Well, I wouldn't put full, unbridled faith in FireCalc, especially with as long of a time horizon I'm planning for. But, if I felt confident in other respects, and FireCalc backed up that feeling, I think I'd trust it. Of course, the future can always throw something at us that never happened in the past, so who truly knows?
The point I am trying to make doesn't relay on a future different from the past, but of course it is bound to be.

All I mean is that this odd result of a shorter time frame giving a less positive result shows that Firecalc results are not robust. They are very trip dependent.

Anyway, I should have learned by now to keep my doubts to myself. :)

Ha
 
Well, I assumed that if one of them passed away before age 90, that the survivor would not need as much from the portfolio (or is it true that two can live as cheap as one at any age??) ...

OK, but now you are throwing in assumptions that are not part of the model, so they really need to be outlined.

Also, your assumption may very well be wrong in many cases. Aren't SS survivor benefits 50% of the deceased, or the survivor, whichever is greater? And single tax rates will be higher than MFJ, and this can have a big effect.

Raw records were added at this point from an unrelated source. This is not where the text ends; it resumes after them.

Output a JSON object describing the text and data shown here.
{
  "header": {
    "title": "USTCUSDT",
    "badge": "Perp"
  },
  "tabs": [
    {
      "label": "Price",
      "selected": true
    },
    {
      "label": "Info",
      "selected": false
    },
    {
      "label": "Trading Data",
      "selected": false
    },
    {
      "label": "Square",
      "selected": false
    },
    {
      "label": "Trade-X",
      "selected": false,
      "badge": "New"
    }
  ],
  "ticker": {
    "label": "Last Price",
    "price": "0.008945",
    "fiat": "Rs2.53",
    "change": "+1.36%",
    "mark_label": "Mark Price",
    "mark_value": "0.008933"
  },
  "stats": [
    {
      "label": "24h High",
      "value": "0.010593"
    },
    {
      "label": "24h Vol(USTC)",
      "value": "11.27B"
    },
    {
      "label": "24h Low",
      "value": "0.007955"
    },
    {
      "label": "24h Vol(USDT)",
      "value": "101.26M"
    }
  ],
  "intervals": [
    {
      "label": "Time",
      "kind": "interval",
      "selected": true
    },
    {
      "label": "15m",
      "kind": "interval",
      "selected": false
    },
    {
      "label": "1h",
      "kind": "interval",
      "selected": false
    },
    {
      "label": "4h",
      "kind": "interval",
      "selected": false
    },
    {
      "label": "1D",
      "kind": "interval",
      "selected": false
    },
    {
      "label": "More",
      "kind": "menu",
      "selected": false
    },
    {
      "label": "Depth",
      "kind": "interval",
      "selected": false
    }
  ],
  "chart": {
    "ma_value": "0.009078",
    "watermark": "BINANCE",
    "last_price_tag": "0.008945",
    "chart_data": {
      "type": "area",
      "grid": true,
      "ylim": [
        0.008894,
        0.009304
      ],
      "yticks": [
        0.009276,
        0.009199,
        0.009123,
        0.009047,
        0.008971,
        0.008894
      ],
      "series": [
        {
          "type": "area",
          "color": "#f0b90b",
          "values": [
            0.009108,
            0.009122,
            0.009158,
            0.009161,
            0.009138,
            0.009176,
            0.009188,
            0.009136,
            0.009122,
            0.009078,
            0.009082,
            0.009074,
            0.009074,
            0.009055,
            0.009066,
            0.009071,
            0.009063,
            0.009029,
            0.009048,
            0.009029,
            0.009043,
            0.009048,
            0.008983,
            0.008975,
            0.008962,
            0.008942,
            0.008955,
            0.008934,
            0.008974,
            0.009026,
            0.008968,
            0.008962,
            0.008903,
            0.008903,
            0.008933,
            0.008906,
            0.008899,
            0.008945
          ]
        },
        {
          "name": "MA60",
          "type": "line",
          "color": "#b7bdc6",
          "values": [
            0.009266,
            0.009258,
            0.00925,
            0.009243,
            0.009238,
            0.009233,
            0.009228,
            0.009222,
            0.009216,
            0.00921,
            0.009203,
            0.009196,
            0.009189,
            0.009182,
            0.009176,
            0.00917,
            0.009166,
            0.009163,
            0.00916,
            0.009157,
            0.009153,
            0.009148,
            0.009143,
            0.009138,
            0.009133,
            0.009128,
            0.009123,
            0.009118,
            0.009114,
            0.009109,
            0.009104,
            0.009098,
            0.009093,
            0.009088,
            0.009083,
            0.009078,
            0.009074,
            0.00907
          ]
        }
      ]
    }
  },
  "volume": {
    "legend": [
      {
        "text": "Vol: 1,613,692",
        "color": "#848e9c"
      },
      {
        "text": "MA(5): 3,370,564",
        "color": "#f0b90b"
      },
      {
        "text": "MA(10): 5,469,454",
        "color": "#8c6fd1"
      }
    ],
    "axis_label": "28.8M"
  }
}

IF DW had to hire someone to do the repairs and DIY stuff I do, her expenses may go up. Though I won't be doing much of that at 80 I suppose. But that might be because we hired it out - so expenses can be higher in later life.


What are the chances their state is invaded by Russia? Perhaps we need to figure that in as well?

Got a calculator for that?

-ERD50
 
No, it is not crazy. It is true of any historical sequential data analysis - you simply cannot report on a 50 year sequence for years starting less than 50 years ago.
Yes, I know this and I agree. It is still crazy to much faith in something this trip dependent, or stated differently, lacking better robustness.

Anyway, the board needs at least one longtime ER who rarely if ever runs Firecalc.